Rüdiger Safranski über moderne Zeitbewirtschaftung

Philosophie der Zeit

Der Kulturpublizist und Schriftsteller Rüdiger Safranski beschäftigt sich in seinem jüngsten Buch mit dem Phänomen der Zeit. Er behandelt verschiedenste Aspekte: Die physikalische, die existenzielle oder die heilsgeschichtliche Zeit, aber auch die gemessene, vergesellschaftete, bewirtschaftete Zeit und die Frage, warum wir uns so selbstverständlich unter ihr Regime begeben.

Kontext, 2.10.2015

Rüdiger Safranskis Ausführungen über die Zeit sind nicht durch eine einzige, große These gelenkt, sondern durch viele kleine – und lesenswert ist der Text vor allem einiger verstreuter Bemerkungen wegen, die zum Nachdenken anregen.
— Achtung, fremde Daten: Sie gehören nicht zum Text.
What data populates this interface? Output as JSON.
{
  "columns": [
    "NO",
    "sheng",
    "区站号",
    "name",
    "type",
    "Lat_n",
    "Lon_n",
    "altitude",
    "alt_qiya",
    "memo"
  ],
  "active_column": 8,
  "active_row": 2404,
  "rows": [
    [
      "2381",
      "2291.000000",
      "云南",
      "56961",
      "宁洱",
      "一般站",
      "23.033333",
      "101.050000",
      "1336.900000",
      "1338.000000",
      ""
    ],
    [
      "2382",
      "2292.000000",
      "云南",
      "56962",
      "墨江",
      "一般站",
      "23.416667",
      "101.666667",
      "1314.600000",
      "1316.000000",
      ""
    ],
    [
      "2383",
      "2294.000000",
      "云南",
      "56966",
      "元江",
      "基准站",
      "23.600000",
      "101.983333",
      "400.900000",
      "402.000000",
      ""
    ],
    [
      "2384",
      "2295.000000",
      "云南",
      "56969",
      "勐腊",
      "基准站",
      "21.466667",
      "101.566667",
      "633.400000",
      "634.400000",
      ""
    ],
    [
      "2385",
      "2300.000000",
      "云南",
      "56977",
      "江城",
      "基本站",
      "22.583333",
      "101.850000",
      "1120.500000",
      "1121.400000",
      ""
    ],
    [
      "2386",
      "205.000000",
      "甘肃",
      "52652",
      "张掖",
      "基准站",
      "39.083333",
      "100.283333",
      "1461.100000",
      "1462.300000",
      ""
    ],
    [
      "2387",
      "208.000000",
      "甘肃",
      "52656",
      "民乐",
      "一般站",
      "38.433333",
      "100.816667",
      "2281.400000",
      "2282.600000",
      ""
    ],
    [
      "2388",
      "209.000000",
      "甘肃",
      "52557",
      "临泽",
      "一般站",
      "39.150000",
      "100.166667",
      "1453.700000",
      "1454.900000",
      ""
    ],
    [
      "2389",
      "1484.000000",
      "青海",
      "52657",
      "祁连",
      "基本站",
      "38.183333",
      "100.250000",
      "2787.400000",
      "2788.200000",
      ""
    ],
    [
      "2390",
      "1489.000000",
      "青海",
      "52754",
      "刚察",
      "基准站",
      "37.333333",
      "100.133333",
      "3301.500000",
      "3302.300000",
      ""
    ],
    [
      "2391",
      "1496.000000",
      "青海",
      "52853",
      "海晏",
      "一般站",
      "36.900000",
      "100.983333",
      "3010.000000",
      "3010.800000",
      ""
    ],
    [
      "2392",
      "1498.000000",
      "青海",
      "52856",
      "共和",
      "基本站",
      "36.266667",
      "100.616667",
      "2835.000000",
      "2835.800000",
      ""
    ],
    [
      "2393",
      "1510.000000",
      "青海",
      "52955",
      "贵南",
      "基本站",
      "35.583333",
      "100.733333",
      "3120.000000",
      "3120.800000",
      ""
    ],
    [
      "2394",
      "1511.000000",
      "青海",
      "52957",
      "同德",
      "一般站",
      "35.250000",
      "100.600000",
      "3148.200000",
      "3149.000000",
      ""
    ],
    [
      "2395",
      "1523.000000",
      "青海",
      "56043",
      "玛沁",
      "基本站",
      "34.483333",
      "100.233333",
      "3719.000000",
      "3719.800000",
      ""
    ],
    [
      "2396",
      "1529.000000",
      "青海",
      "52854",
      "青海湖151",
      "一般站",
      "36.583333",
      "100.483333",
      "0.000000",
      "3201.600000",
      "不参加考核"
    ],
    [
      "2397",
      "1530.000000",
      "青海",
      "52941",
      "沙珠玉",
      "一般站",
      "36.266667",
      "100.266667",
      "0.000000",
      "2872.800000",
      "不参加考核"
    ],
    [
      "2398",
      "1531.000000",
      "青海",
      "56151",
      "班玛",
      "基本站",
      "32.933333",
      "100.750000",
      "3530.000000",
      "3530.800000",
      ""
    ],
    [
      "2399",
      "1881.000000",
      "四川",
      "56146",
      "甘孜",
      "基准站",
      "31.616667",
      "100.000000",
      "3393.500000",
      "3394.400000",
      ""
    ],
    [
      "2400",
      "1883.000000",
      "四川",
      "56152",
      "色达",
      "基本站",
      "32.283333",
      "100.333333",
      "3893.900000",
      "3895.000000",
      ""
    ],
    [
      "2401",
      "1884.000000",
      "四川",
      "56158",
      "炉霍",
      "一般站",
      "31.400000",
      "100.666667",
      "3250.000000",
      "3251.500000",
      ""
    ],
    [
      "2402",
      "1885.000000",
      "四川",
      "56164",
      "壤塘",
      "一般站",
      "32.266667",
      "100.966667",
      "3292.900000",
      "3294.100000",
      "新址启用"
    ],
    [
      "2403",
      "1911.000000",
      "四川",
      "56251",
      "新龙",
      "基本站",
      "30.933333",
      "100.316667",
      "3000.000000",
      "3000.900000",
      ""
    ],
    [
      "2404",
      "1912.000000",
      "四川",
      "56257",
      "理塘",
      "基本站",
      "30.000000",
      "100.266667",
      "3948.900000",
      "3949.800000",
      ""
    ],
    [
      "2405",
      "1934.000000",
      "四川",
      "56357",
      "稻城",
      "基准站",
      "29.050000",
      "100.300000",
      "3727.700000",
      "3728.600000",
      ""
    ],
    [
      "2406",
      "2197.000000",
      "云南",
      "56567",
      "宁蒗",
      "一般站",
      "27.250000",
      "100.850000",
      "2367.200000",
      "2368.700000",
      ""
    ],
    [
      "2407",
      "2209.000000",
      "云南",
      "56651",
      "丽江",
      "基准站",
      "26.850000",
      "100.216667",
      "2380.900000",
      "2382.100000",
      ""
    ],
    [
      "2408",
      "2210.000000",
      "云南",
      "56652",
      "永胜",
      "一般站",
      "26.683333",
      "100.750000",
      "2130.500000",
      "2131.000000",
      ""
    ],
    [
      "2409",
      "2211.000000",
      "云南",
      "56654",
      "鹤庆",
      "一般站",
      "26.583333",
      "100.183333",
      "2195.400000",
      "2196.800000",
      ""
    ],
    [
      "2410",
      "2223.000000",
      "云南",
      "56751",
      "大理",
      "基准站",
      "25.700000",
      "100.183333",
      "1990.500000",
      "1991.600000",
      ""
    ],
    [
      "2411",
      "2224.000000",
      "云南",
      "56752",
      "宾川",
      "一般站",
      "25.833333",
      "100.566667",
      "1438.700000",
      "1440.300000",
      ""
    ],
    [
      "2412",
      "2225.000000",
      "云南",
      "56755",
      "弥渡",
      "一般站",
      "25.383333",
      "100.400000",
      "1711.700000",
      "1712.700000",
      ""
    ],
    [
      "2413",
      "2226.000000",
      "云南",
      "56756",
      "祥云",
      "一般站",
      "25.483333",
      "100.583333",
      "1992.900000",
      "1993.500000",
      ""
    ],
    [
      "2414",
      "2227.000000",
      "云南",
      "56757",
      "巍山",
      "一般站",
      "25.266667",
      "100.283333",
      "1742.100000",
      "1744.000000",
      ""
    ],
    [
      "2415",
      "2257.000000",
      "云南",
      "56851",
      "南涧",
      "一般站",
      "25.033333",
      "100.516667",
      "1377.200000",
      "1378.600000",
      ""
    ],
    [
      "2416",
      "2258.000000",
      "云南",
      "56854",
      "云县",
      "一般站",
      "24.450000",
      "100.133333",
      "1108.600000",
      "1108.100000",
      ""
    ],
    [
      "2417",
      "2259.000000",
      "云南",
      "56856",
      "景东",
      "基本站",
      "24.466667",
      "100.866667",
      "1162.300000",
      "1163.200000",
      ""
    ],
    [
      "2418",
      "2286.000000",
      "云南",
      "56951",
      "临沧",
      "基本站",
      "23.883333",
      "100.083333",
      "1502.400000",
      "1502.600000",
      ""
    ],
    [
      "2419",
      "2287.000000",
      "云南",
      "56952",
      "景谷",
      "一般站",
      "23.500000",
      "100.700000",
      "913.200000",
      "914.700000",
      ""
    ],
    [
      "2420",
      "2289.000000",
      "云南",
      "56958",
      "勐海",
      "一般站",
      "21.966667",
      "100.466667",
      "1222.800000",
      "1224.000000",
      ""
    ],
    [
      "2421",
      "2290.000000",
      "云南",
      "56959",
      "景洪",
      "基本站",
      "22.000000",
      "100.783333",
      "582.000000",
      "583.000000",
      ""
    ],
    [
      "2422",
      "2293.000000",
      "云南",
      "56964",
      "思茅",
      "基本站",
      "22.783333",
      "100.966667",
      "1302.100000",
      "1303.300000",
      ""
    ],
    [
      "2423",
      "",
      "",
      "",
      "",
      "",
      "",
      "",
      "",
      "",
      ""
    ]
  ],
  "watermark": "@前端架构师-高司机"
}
Erhellend sind dabei gerade Safranskis Überlegungen zu dem, was die Zeit nicht ist: Zeit sei zum Beispiel niemals leer, schreibt der Autor mit Bezug auf Aristoteles.

Damit Zeit überhaupt sein kann, muss etwas geschehen, muss es Ereignisse geben, und sei es das Ticken einer Uhr. Ohne einen Inhalt, also etwas sich Veränderndes, würden wir vom Vergehen der Zeit nicht sprechen können. Zeit kann also nicht leer sein, sie ist aber an sich auch niemals knapp, sondern wird knapp nur unter Handlungsdruck, und sie kann auch nicht beschleunigt werden.

Wirklich neu ist keiner der Gedanken in Safranskis Buch. Es liest sich eher wie eine Meditation, bei der verschiedene tradierte Überlegungen zur Zeit und Zeiterfahrung wie an einem langen Faden hintereinander aufgereiht sind. Manchmal fließt das gelehrte Parlando etwas zu summierend daher, doch Safranski schöpft aus einem breiten Lesefundus und ist ein Meister des guten Zitats.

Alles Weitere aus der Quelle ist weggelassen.